If this had happened anyplace else but Pasadena

Fortunately, I didn't spend a lot of time in Pasadena, Texas, but it was enough to tell me I never wanted to go back. I won't go into the whys, but my parents moved a lot when I was growing up and I wound up not staying in any one place very long. The clan landed in Pasadena just in time for me to complete the final semester of my senior year of high school. Upon graduation, I left Pasadena behind for college, only two return twice and then only briefly. My mother wasn't so lucky. Within a year, my father died and my mother never moved again until late in her life.

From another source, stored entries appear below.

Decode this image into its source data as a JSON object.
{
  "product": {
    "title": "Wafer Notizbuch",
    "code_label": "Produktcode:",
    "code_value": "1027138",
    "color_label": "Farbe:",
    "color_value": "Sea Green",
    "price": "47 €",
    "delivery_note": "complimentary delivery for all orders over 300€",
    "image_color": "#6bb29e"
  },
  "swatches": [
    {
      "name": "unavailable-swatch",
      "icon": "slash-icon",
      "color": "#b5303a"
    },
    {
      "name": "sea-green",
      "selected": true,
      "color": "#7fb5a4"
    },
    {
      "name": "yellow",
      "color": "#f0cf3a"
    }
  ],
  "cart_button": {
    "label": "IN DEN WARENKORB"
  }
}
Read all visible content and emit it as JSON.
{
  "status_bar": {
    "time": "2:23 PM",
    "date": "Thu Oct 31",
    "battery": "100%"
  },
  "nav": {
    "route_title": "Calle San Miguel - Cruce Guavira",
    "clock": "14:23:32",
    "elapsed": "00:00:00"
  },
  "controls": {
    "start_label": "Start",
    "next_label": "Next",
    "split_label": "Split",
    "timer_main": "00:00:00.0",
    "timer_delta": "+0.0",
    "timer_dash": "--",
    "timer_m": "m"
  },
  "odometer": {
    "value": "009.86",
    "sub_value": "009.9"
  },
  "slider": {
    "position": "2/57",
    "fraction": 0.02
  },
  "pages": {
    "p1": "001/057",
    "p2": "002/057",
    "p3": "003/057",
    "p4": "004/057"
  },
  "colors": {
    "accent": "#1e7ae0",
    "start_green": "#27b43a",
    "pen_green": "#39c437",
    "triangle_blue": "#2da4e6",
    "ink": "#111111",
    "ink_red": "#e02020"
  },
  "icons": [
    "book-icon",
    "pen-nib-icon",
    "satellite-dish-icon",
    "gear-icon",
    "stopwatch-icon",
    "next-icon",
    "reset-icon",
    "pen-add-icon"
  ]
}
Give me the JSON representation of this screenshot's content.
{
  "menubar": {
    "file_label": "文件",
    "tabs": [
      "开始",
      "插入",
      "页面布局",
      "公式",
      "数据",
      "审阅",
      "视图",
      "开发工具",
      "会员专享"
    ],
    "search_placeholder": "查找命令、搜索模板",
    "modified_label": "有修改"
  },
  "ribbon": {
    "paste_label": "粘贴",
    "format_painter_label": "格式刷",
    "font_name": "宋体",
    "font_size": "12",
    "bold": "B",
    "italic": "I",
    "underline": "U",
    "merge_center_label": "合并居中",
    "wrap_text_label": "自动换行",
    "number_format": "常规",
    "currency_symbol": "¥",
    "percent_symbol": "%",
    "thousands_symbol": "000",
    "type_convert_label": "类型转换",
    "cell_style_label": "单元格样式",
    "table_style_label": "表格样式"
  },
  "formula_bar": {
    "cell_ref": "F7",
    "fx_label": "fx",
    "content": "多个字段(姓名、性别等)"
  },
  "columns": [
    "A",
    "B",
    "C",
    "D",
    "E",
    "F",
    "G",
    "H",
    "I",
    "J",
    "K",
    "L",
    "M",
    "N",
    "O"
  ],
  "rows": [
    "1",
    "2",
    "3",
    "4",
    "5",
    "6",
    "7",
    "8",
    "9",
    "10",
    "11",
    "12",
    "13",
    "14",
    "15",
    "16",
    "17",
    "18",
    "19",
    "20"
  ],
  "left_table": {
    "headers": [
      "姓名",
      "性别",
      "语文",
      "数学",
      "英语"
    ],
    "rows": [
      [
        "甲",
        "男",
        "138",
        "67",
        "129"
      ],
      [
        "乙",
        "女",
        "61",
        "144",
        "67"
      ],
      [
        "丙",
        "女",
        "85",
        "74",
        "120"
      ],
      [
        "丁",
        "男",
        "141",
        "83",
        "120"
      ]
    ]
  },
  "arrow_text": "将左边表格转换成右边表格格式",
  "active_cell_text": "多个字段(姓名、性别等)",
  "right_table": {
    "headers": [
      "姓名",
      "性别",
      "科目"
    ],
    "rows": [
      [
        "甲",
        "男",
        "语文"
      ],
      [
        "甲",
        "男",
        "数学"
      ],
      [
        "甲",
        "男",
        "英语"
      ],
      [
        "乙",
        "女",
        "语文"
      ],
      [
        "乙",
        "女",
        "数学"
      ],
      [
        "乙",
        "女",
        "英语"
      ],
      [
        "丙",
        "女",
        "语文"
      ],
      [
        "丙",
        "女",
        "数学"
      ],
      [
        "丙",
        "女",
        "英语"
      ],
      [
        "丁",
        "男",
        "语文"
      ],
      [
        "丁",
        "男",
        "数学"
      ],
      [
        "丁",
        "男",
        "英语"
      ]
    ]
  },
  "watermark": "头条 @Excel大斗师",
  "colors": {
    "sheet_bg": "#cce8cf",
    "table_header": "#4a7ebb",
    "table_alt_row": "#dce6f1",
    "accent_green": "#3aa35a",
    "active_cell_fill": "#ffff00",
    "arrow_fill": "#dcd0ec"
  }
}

But I'll get to that in a second.

My first return visit to Pasadena -- 20 years after I left -- was to attend a party at Gilley's that followed the Houston grand premier of the movie "Urban Cowboy." I had remembered Gilley's as a comparatively small bar on Shaver Street in Pasadena and I had spent time with a lot-less-famous Mickey Gilley there on many occasions. His mega-club, out on Spencer Highway, was the one spotlighted in the movie and it was actually financed and built 11 years after I left town by local con man Sherwood Cryer.

My second trip back came when I learned my mother had Alzheimer's and was about to be placed in an assisted living center in Pasadena that made St. Elsewhere seem like the Mansion on Turtle Creek. I quickly drove to Pasadena, packed my mother along with much of her clothing and other personals in the Jeep and took her to Austin to place her in a facility that, of course, I couldn't really afford.

But that's not the point of this story either. The point of the story is that Pasadena, at the time I lived there, was the most segregated city I had ever lived in. Not because whites were confined to one part of town and blacks to another. No, it was the most segregated city I had ever lived in because blacks did not live there at all. There was not a single black resident of Pasadena when I lived there, in the entire history of the town before I lived there, and for many years after I left. It was revealed, after a myriad of lawsuits were filed, that all the realtors had an unwritten agreement among themselves that they would not sell any property to African-Americans. Apartments also went along with this policy. Blacks were effectively barred from Pasadena, Texas.

That's why this story about a man in Pasadena getting away with the murder of two immigrants (he thought they were blacks) didn't surprise me when I read it. It made me angry, but it didn't surprise me. I felt as though I should be reassured by some police detective who could pat me on the shoulder and tell me "Forget about it, Jake. It's Pasadena."